When the Nonprofit Corporation Act was revised in 1987, the legislature made its provisions applicable to every nonprofit corporation, whether formed under the act or already in existence. Tenn. Code Ann. § 48-51-104. Another part of the act vests all the corporate powers in the board of directors unless the charter provides otherwise. Tenn. Code Ann. § 48-58-101. With respect to the termination of members, the code now says that unless the charter provides for the removal of a member without cause a member's termination or suspension may only occur pursuant "to a procedure which is fair and reasonable and is carried out in good faith." Tenn. Code Ann. § 48-56-302. A procedure is deemed fair and reasonable which (1) provides for notice of the proposed termination and the reasons therefor fifteen days prior to its effective date, and (2) an opportunity to be heard not less than five days before the effective date. Tenn. Code Ann. § 48-56-302(b).
a.
We think these general provisions resolve the first two issues raised by the appellant. The 1987 revisions to the code vested all powers of the corporation in the board of directors unless the charter provides otherwise. Where, as here, the charter does not provide otherwise it cannot be doubted that the board of directors had the power to decide the termination issue.
As to the issue related to the cause for termination, the code implies that the charter of a nonprofit corporation may provide for termination or expulsion without cause. See Tenn. Code Ann. § 48-56-302. It is true that TFBF's charter did not have such a provision, but where that is the case, the termination may follow after the member has been given the right to be heard. Tenn. Code Ann. § 48-56-302(a) and (b). We think a reasonable interpretation of the code provisions leads to the conclusion that the corporation itself, acting through its board of directors, is the best judge of what causes justify expelling a member.
Unincorporated voluntary associations may terminate a member for cause pursuant to a procedure that is fair and reasonable. Robertson v. Walker, 62 Tenn. 316 (1874); Moran v. Vincent, 588 S.W.2d 867 (Tenn. App. 1979). Courts will not interfere with the internal affairs of private associations or clubs. Tennessee Secondary School Athletic Association v. Cox, 221 Tenn. 164, 425 S.W.2d 597 (1968). Although both parties in this case are corporations, in determining the rights of the members of a nonprofit membership corporations, the members are treated the same as members of a nonincorporated association. See C.J.S. Corporations § 312.

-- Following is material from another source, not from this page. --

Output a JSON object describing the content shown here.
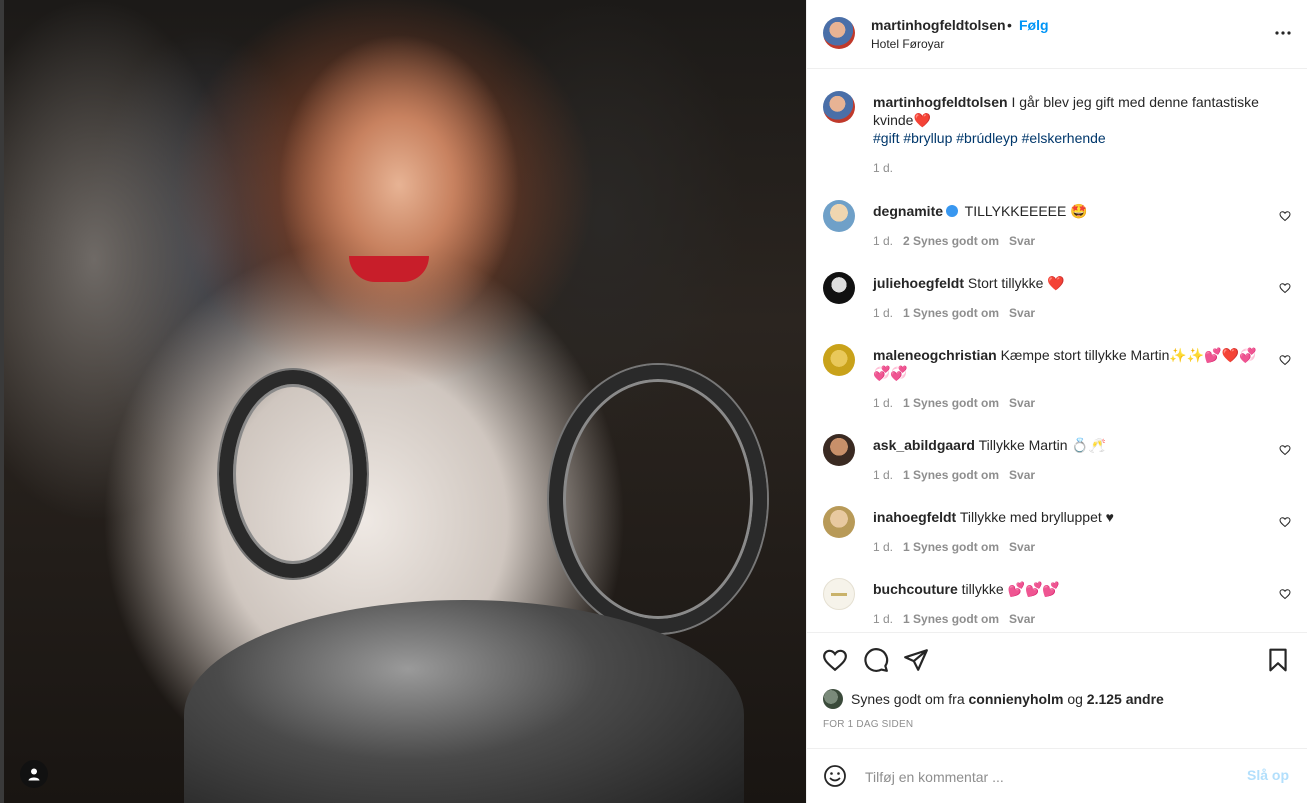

We think the procedure followed in this case was fair and reasonable. As early as February of 1993 TFBF had notified LCFB that the expulsion of the insurance agents from the county office was a violation of the long standing policy to provide all services from the same office. When the dispute could not be resolved TFBF provided notice and a hearing before the expulsion became final. We are persuaded that a court should look no further than necessary to satisfy itself that the procedure employed in terminating a member was fair and reasonable.
b.
As to the conflict of interest issue, the appellant alleges that the members of TFBF's board were disqualified to vote on the expulsion issue because they also sat on the boards of some of the related insurance companies and received a $40 per diem for the board meetings.
We fail to see how the per diem paid by the insurance companies to its board members would disqualify them from sitting on TFBF's board to decide whether a TFBF member should be expelled. The dispute was not between TFBF and the insurance companies; it was between TFBF and LCFB over the long-standing policy of providing all TFBF services from one location. The board members already owed the highest duty to TFBF to protect its best interests. It does not appear how accepting a per diem from the insurance companies could have affected that duty in any way detrimental to LCFB.
The judgment of the trial court is affirmed. The cause is remanded to the Chancery Court of Maury County for any further proceedings necessary. Tax the costs on appeal to the appellant.
TODD, P.J. (M.S.) and LEWIS, J., concur.